La conversazione tra l’esponente M5s e Giordana è stata resa nota in Corte d’Assise dalla difesa di uno dei nove imputati di disastro colposo, il viceprefetto Roberto Dosio. Il processo riguarda le lacune in materia di organizzazione e di gestione della serata in piazza. L’obiettivo degli avvocati Claudio Strata e Giancarla Bissattini è stato dimostrare che la Commissione provinciale di vigilanza da lui presieduta, l’organo deputato a svolgere una serie di controlli, non deve pagare per le omissioni di altri. La chat si riferisce solo a uno dei tanti punti controversi: la questione degli steward, figure professionali altamente specializzate che avrebbero dovuto controllare gli accessi. Quella sera non c’erano.

“Ma nessuno – hanno detto gli avvocati – informò la prefettura. L’agenzia Turismo Torino, alla quale il Comune affidò l’organizzazione, il 1 giugno scrisse alla questura che per ragioni economiche non era possibile predisporre un servizio di steward. Quindi ci pensarono le forze dell’ordine, mobilitando in tutto un centinaio di agenti. Ma di questo la Commissione rimase all’oscuro. Diversamente avrebbe dato delle indicazioni precise su come regolare l’attività”.
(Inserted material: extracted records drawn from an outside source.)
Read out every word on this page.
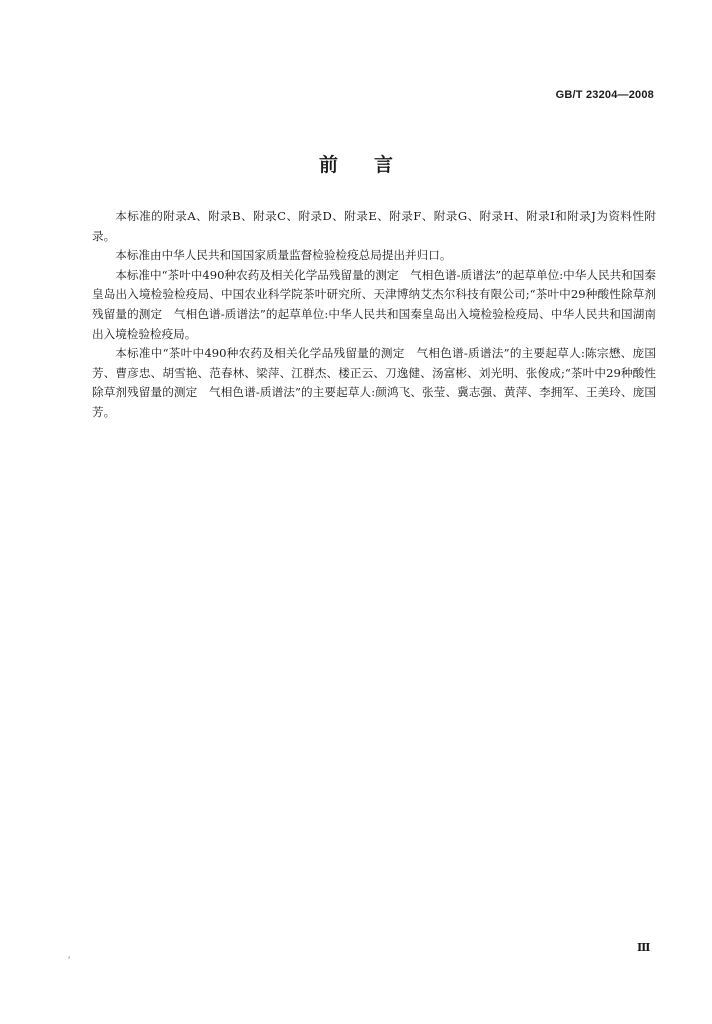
GB/T 23204—2008
前言

本标准的附录A、附录B、附录C、附录D、附录E、附录F、附录G、附录H、附录I和附录J为资料性附录。

本标准由中华人民共和国国家质量监督检验检疫总局提出并归口。

本标准中“茶叶中490种农药及相关化学品残留量的测定　气相色谱-质谱法”的起草单位:中华人民共和国秦皇岛出入境检验检疫局、中国农业科学院茶叶研究所、天津博纳艾杰尔科技有限公司;“茶叶中29种酸性除草剂残留量的测定　气相色谱-质谱法”的起草单位:中华人民共和国秦皇岛出入境检验检疫局、中华人民共和国湖南出入境检验检疫局。

本标准中“茶叶中490种农药及相关化学品残留量的测定　气相色谱-质谱法”的主要起草人:陈宗懋、庞国芳、曹彦忠、胡雪艳、范春林、梁萍、江群杰、楼正云、刀逸健、汤富彬、刘光明、张俊成;“茶叶中29种酸性除草剂残留量的测定　气相色谱-质谱法”的主要起草人:颜鸿飞、张莹、冀志强、黄萍、李拥军、王美玲、庞国芳。

Ⅲ
ʹ
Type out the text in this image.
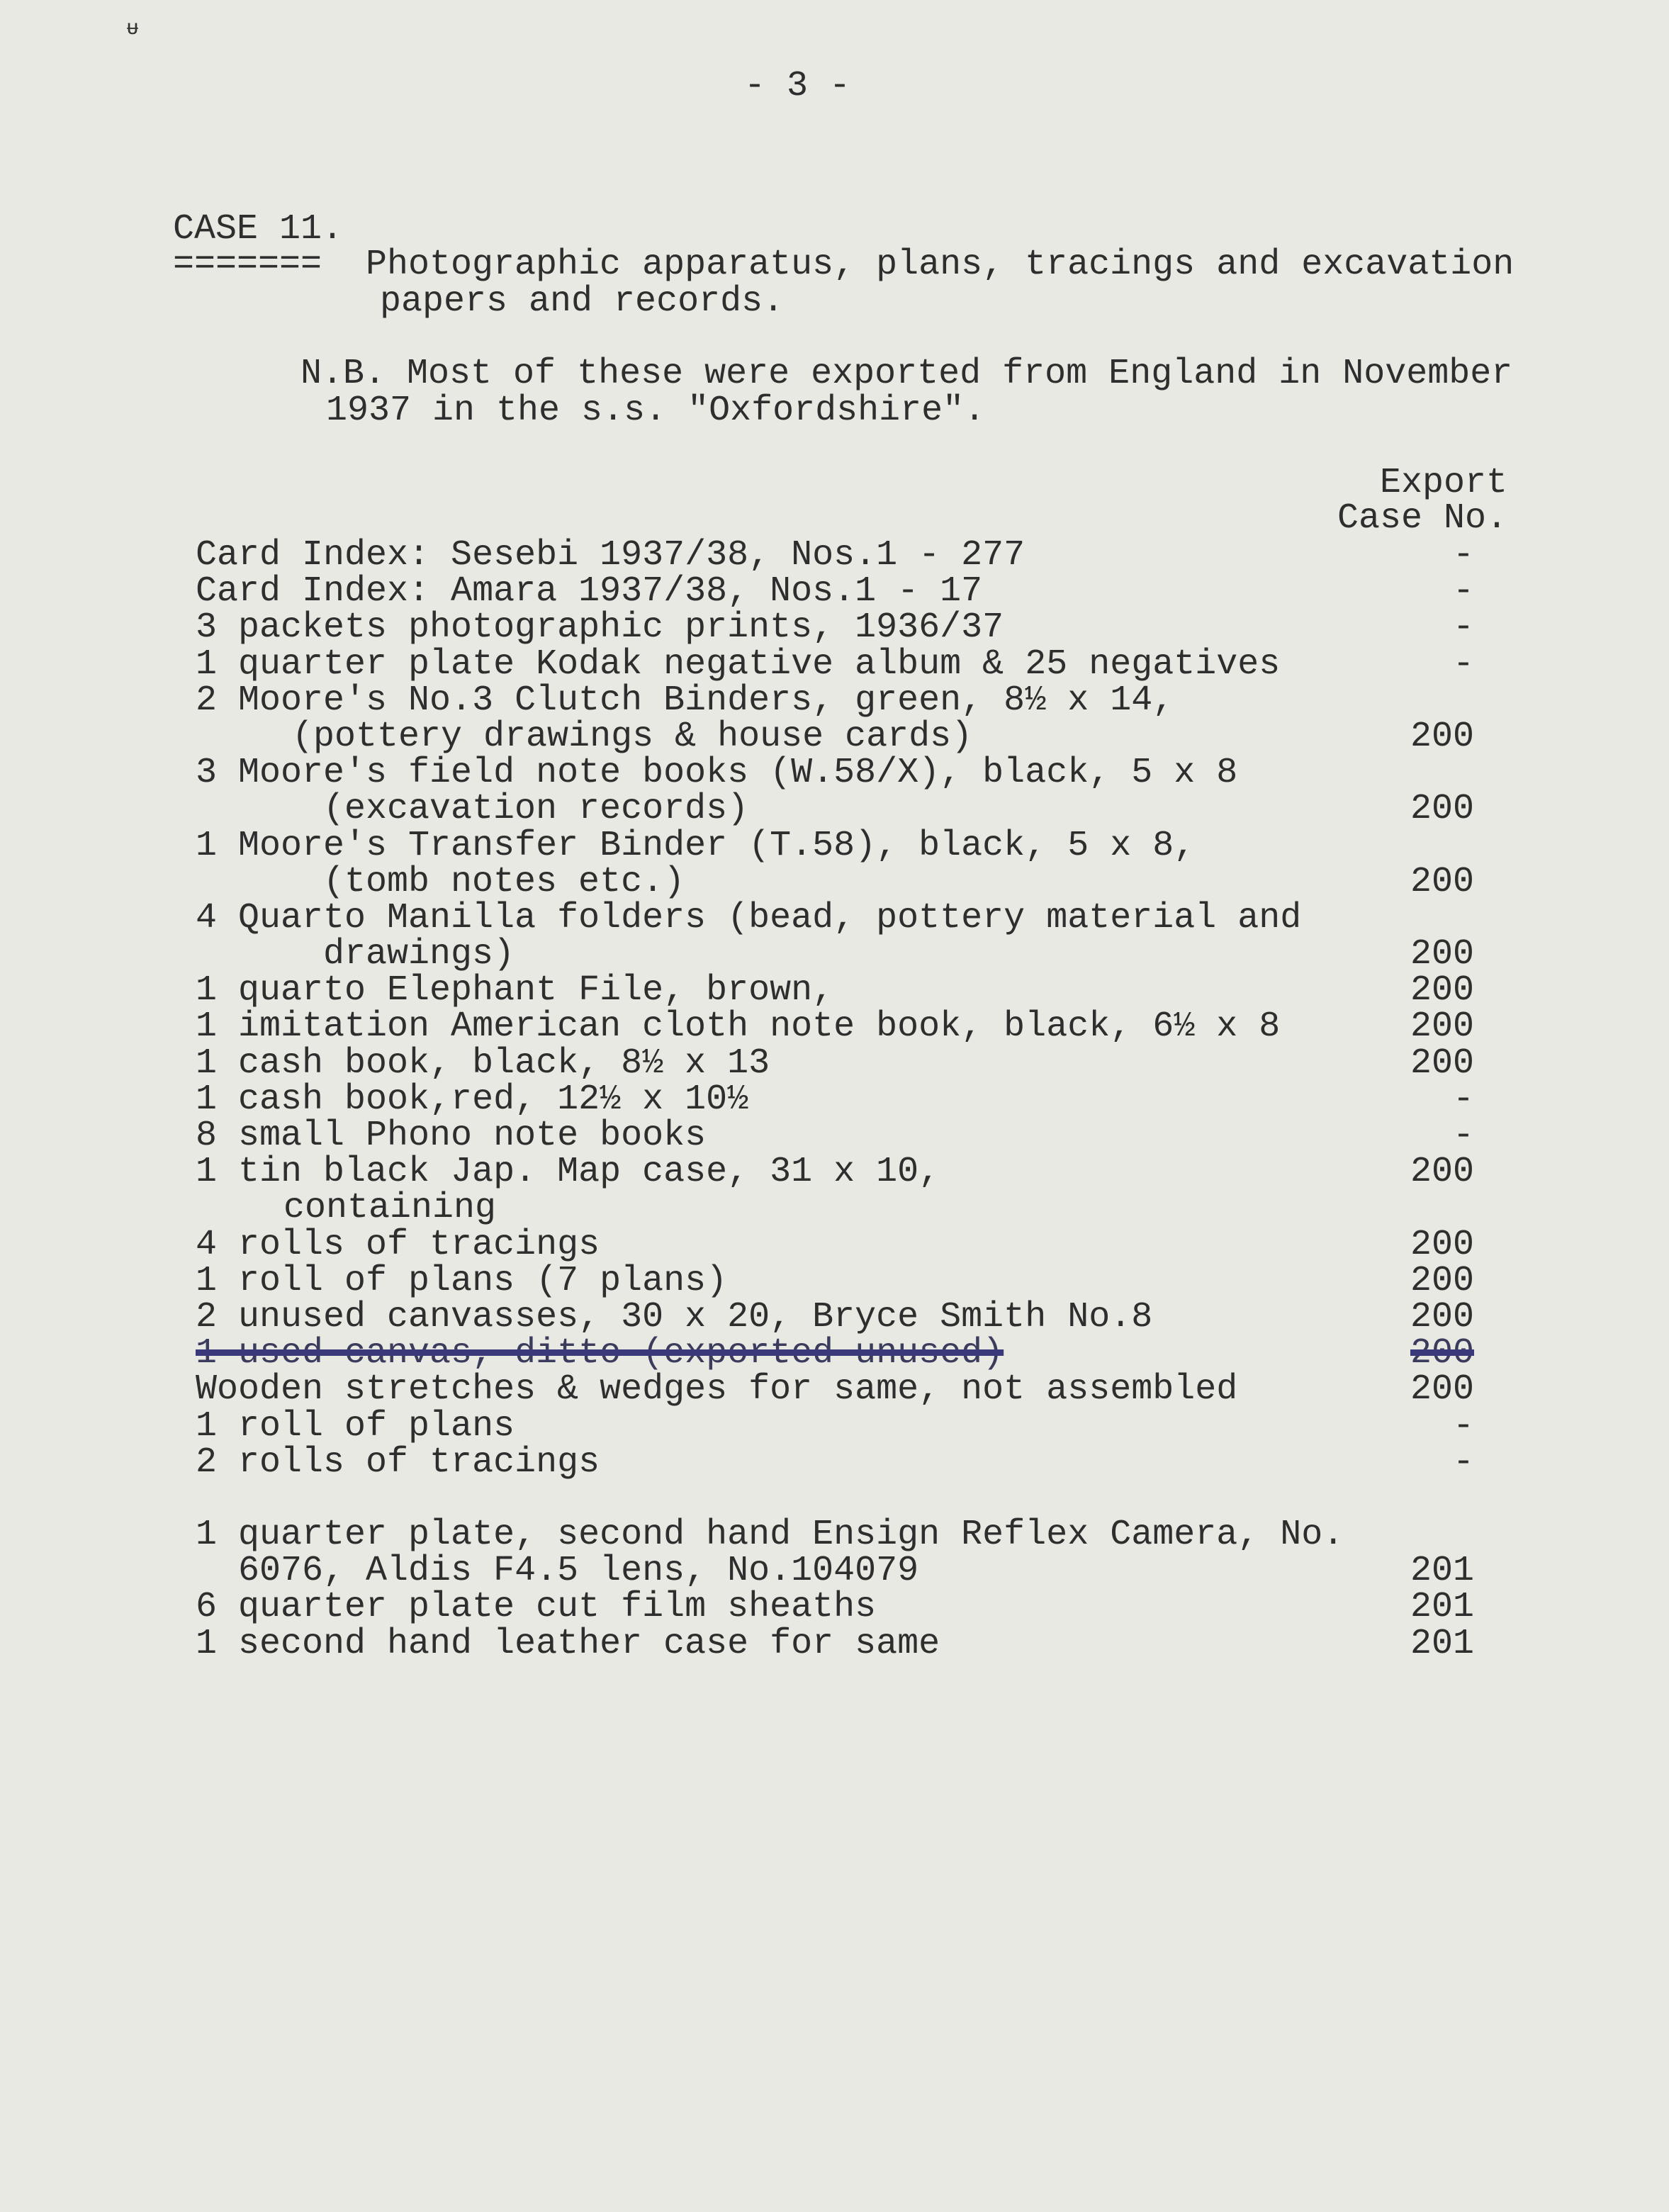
ᵾ
- 3 -
CASE 11.
======= Photographic apparatus, plans, tracings and excavation
papers and records.
N.B. Most of these were exported from England in November
1937 in the s.s. "Oxfordshire".
Export
Case No.
Card Index: Sesebi 1937/38, Nos.1 - 277	-
Card Index: Amara 1937/38, Nos.1 - 17	-
3 packets photographic prints, 1936/37	-
1 quarter plate Kodak negative album & 25 negatives	-
2 Moore's No.3 Clutch Binders, green, 8½ x 14,
(pottery drawings & house cards)	200
3 Moore's field note books (W.58/X), black, 5 x 8
(excavation records)	200
1 Moore's Transfer Binder (T.58), black, 5 x 8,
(tomb notes etc.)	200
4 Quarto Manilla folders (bead, pottery material and
drawings)	200
1 quarto Elephant File, brown,	200
1 imitation American cloth note book, black, 6½ x 8	200
1 cash book, black, 8½ x 13	200
1 cash book,red, 12½ x 10½	-
8 small Phono note books	-
1 tin black Jap. Map case, 31 x 10,	200
containing
4 rolls of tracings	200
1 roll of plans (7 plans)	200
2 unused canvasses, 30 x 20, Bryce Smith No.8	200
1 used canvas, ditto (exported unused)	200
Wooden stretches & wedges for same, not assembled	200
1 roll of plans	-
2 rolls of tracings	-
1 quarter plate, second hand Ensign Reflex Camera, No.
6076, Aldis F4.5 lens, No.104079	201
6 quarter plate cut film sheaths	201
1 second hand leather case for same	201
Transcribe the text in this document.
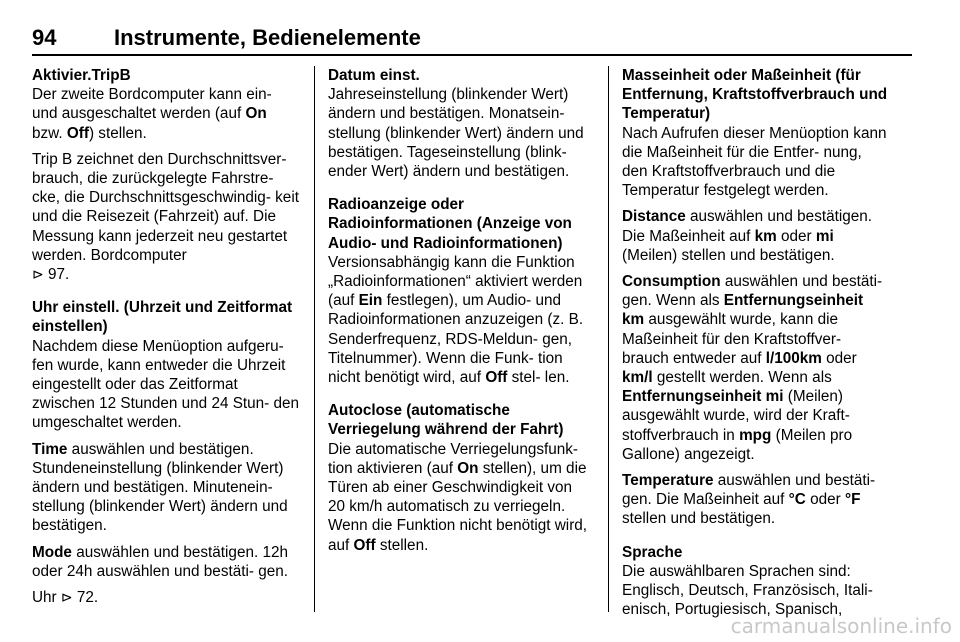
94	Instrumente, Bedienelemente

Aktivier.TripB

Der zweite Bordcomputer kann ein- und ausgeschaltet werden (auf On bzw. Off) stellen.

Trip B zeichnet den Durchschnittsver- brauch, die zurückgelegte Fahrstre- cke, die Durchschnittsgeschwindig- keit und die Reisezeit (Fahrzeit) auf. Die Messung kann jederzeit neu gestartet werden. Bordcomputer
⊳ 97.

Uhr einstell. (Uhrzeit und Zeitformat einstellen)

Nachdem diese Menüoption aufgeru- fen wurde, kann entweder die Uhrzeit eingestellt oder das Zeitformat zwischen 12 Stunden und 24 Stun- den umgeschaltet werden.

Time auswählen und bestätigen. Stundeneinstellung (blinkender Wert) ändern und bestätigen. Minutenein- stellung (blinkender Wert) ändern und bestätigen.

Mode auswählen und bestätigen. 12h oder 24h auswählen und bestäti- gen.

Uhr ⊳ 72.

Datum einst.

Jahreseinstellung (blinkender Wert) ändern und bestätigen. Monatsein- stellung (blinkender Wert) ändern und bestätigen. Tageseinstellung (blink- ender Wert) ändern und bestätigen.

Radioanzeige oder Radioinformationen (Anzeige von Audio- und Radioinformationen)

Versionsabhängig kann die Funktion „Radioinformationen“ aktiviert werden (auf Ein festlegen), um Audio- und Radioinformationen anzuzeigen (z. B. Senderfrequenz, RDS-Meldun- gen, Titelnummer). Wenn die Funk- tion nicht benötigt wird, auf Off stel- len.

Autoclose (automatische Verriegelung während der Fahrt)

Die automatische Verriegelungsfunk- tion aktivieren (auf On stellen), um die Türen ab einer Geschwindigkeit von 20 km/h automatisch zu verriegeln. Wenn die Funktion nicht benötigt wird, auf Off stellen.

Masseinheit oder Maßeinheit (für Entfernung, Kraftstoffverbrauch und Temperatur)

Nach Aufrufen dieser Menüoption kann die Maßeinheit für die Entfer- nung, den Kraftstoffverbrauch und die Temperatur festgelegt werden.

Distance auswählen und bestätigen. Die Maßeinheit auf km oder mi (Meilen) stellen und bestätigen.

Consumption auswählen und bestäti- gen. Wenn als Entfernungseinheit km ausgewählt wurde, kann die Maßeinheit für den Kraftstoffver- brauch entweder auf l/100km oder km/l gestellt werden. Wenn als Entfernungseinheit mi (Meilen) ausgewählt wurde, wird der Kraft- stoffverbrauch in mpg (Meilen pro Gallone) angezeigt.

Temperature auswählen und bestäti- gen. Die Maßeinheit auf °C oder °F stellen und bestätigen.

Sprache

Die auswählbaren Sprachen sind: Englisch, Deutsch, Französisch, Itali- enisch, Portugiesisch, Spanisch,

carmanualsonline.info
Nella chat, Appendino chiede a Giordana se “sapevamo che la questura ci aveva chiesto di mettere gli steward e che non avevamo soldi?”. Il capo di gabinetto rispose che “non era una richiesta” perché si trattava di una circolare generale (firmata dal capo della polizia pochi giorni prima) “valida per tutta Italia” e inoltrata a Turismo Torino; quindi aggiunse che “se gli steward fossero stati indispensabili ci avrebbero dovuto mettere quella prescrizione. Non lo hanno fatto. Affari loro”. “Io – fu la replica della sindaca – non la farei così semplice. Su ‘sta roba verrà fuori un merdone unico“. Il 27 gennaio 2021 Appendino e Giordana sono stati condannati a diciotto mesi nel troncone del processo celebrato con il rito abbreviato. Ora attendono il giudizio d’appello. L’ex prima cittadina di Torino si è vista infliggere una pena di 18 mesi di reclusione per disastro, omicidio e lesioni colpose.